Sebagaimana dengan ucap Dyah saat dia datang ke rumahku. Katanya, tak sepatutnya kau punya pemikiran yang keterlaluan panjang yang teramat panjangnya. Memang, segalanya perlu dipikirkan sejak sekarang. Namun, tak seharusnya, pemikiran-pemikiran itu dipikirkan terlalu detail. Malah yang ada, rasa resah yang datang, lalu perlahan-lahan kemudian memperburuk kesehatan. Mula-mulanya, terlihat sepele atau mungkin tampak baik-baik saja, ketika kau memikirkannya. Namun, lambat laun, psikismu akan digerus oleh pemikiran-pemikiran yang memang tak semestinya perlu kau berikan perhatian penuh. Ada kalanya kau perlu hidup di saat ini dan mengesampingkan hidup yang akan datang. Meskipun, tentang hari ini akanlah punya pengaruh di masa depan nantinya. 
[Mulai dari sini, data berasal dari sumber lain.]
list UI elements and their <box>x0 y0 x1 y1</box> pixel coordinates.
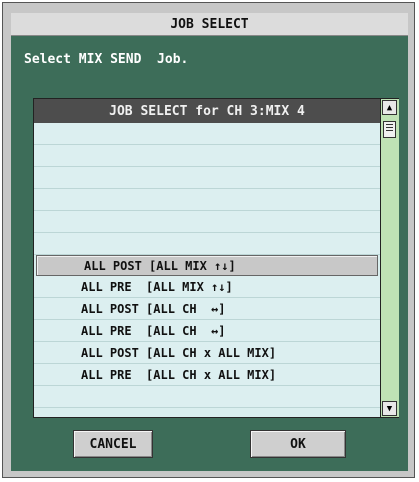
cancel-button[interactable]: CANCEL <box>73 430 153 458</box>
dialog-title: JOB SELECT <box>11 13 408 36</box>
scroll-thumb[interactable] <box>383 121 396 138</box>
empty-list-item <box>34 123 380 145</box>
empty-list-item <box>34 145 380 167</box>
arrow-down-icon[interactable]: ▼ <box>382 401 397 416</box>
empty-list-item <box>34 167 380 189</box>
list-item[interactable]: ALL POST [ALL MIX ↑↓] <box>36 255 378 276</box>
list-item[interactable]: ALL PRE [ALL CH x ALL MIX] <box>34 364 380 386</box>
scrollbar[interactable]: ▲ ▼ <box>380 99 399 417</box>
empty-list-item <box>34 386 380 408</box>
instruction-text: Select MIX SEND Job. <box>24 52 189 67</box>
job-rows: ALL POST [ALL MIX ↑↓] ALL PRE [ALL MIX ↑↓… <box>34 123 380 408</box>
arrow-up-icon[interactable]: ▲ <box>382 100 397 115</box>
list-item[interactable]: ALL PRE [ALL CH ↔] <box>34 320 380 342</box>
list-header: JOB SELECT for CH 3:MIX 4 <box>34 99 380 124</box>
ok-button[interactable]: OK <box>250 430 346 458</box>
empty-list-item <box>34 189 380 211</box>
empty-list-item <box>34 233 380 255</box>
list-item[interactable]: ALL POST [ALL CH x ALL MIX] <box>34 342 380 364</box>
list-item[interactable]: ALL PRE [ALL MIX ↑↓] <box>34 276 380 298</box>
list-item[interactable]: ALL POST [ALL CH ↔] <box>34 298 380 320</box>
empty-list-item <box>34 211 380 233</box>
job-list: JOB SELECT for CH 3:MIX 4 ALL POST [ALL … <box>33 98 399 418</box>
Kau paham, ‘kan Tantra, maksudku? Saat itu, Dyah menghela napas seraya melihat arak-arakan awan yang berjalan dari barat ke timur ketika kami duduk di beranda rumahku. Kembali dia melanjutkan bicaranya, saat setelah kembang kempis di dadanya bergerak jadi stabil. Memang, orang-orang yang masih memiliki nyawa, tak akan bisa menghindar dari segala masalah yang datang silih berganti. Bahkan saat masalah itu telah surut, akanlah kembali datang masalah yang baru lagi. Kata orang, segalanya akan selesai dengan sendirinya, saat kau sudah benar-benar lelah menghadapinya. Sebagian menurut orang lagi, pasang surut soal masalah itu adalah kelumrahan, anggap saja sebagai ritme perjalanan ketika menjalani hidup, atau anggap saja itu sebagai kenang-kenangan hidup. 

Dyah mengangkat bahunya seraya tampak bibirnya tersenyum masam. Berembus napas Dyah perlahan-lahan dan kembali bahunya pada posisi yang semula, seraya menoleh ke kiri, ke arahku. Berucap lagi, Dyah. Ada yang mereka tahu dan mereka seakan berpura-pura tidak tahu. Berhenti sebentar dia berbicara, lalu membuang wajahnya ke kanan, kembali pandangannya ke depan. Aku menanti dia meneruskan kalimat dari bibirnya yang sempat terhenti. Nyatanya, yang aku tunggu, tak kudapatkan. Dyah beranjak dari tempat duduknya, sembari melihat jam tangan merah jambunya. Pamit kemudian dia, pergi menemui laki-laki yang baru dikenalnya seminggu lalu.